Chinese hackers used malicious software to monitor journalists and activist groups involved in the Hong Kong protests this year, according to new research from the cybersecurity company FireEye. Attackers used Dropbox and other cloud storage providers to communicate malware after targeting users with a phishing message.
The hackers launched a spearphishing campaign, which involves targeting a specific person with an email that appears to be from a known source, against Hong Kong-based media organizations and protest leaders in August 2015. There is evidence of Beijing’s concern with Hong Kong, where 79 days of pro-democracy demonstrations brought the semi-autonomous city to a halt in 2014. FireEye stopped short of directly linking the Chinese government to the hack but stipulated the attack had the sophistication level of a nation state.

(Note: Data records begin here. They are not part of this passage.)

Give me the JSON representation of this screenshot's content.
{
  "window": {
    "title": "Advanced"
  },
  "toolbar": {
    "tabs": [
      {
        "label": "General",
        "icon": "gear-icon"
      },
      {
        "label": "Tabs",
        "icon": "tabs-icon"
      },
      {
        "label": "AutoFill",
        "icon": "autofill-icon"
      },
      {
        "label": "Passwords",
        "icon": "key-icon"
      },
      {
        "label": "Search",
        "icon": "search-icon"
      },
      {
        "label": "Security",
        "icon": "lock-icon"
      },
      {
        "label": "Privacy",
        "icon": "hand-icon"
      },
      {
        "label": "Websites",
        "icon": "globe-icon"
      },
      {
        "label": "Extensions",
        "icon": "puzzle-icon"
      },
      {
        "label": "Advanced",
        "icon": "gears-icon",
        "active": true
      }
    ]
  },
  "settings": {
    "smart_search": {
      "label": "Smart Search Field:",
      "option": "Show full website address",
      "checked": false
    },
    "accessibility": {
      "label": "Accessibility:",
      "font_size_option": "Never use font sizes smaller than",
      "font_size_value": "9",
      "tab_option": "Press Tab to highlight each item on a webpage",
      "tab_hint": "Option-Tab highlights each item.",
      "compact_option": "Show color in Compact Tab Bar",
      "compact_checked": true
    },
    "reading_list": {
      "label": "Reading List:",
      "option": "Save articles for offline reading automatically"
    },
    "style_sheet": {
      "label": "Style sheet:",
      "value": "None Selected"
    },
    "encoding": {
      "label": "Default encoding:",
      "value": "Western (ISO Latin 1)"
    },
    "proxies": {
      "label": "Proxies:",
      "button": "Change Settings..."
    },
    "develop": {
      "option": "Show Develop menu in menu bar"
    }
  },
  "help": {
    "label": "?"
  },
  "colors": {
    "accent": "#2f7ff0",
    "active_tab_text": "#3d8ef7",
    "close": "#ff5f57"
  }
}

“The media organizations targeted with the threat group’s well-crafted Chinese-language lure documents are precisely those whose networks Beijing would seek to monitor,” FireEye said in a blog post published Tuesday. “Cyberthreat groups’ access to the media organization’s networks could potentially provide the government advance warning on upcoming protests, information on pro-democracy group leaders, and insights needed to disrupt activity on the Internet, such as what occurred in mid-2014 when several websites were brought down in denial-of-service attacks.”
Hong Kong activists already try to keep ahead of surveillance by using multiple mobile phones, encrypted messaging apps, ephemeral messaging apps and codewords to schedule in-person meetings. As journalists and activists started to become more careful with email, hackers began attaching malware to files in Dropbox and other cloud providers. Dropbox did not immediately respond to a request for comment, though the company’s involvement in the investigation helped FireEye determine that the August attack might be part of a larger trend conducted by admin@338, a known cyberthreat actor.
“Our cooperation uncovered what appears to be a second, ongoing operation, though we lack sufficient evidence to verify if admin@338 is behind it,” FireEye said. “The attack lifecycle followed the same pattern, though some of the filenames were different, which indicates that there may be multiple versions of the malware. In addition, while the operation targeting Hong Kong-based media involved a smaller number of targets and limited duration, we suspect this second operation involves up to 50 targets.”
China has consistently denied involvement in major hacking campaigns against its own citizens as well as international entities. FireEye’s research comes after U.S. officials told the Washington Post that China’s civilian spy agency, the Ministry of State Security, continues to conduct major commercial espionage action against U.S. companies. China and the U.S. agreed in September not to conduct or support the theft of intellectual property.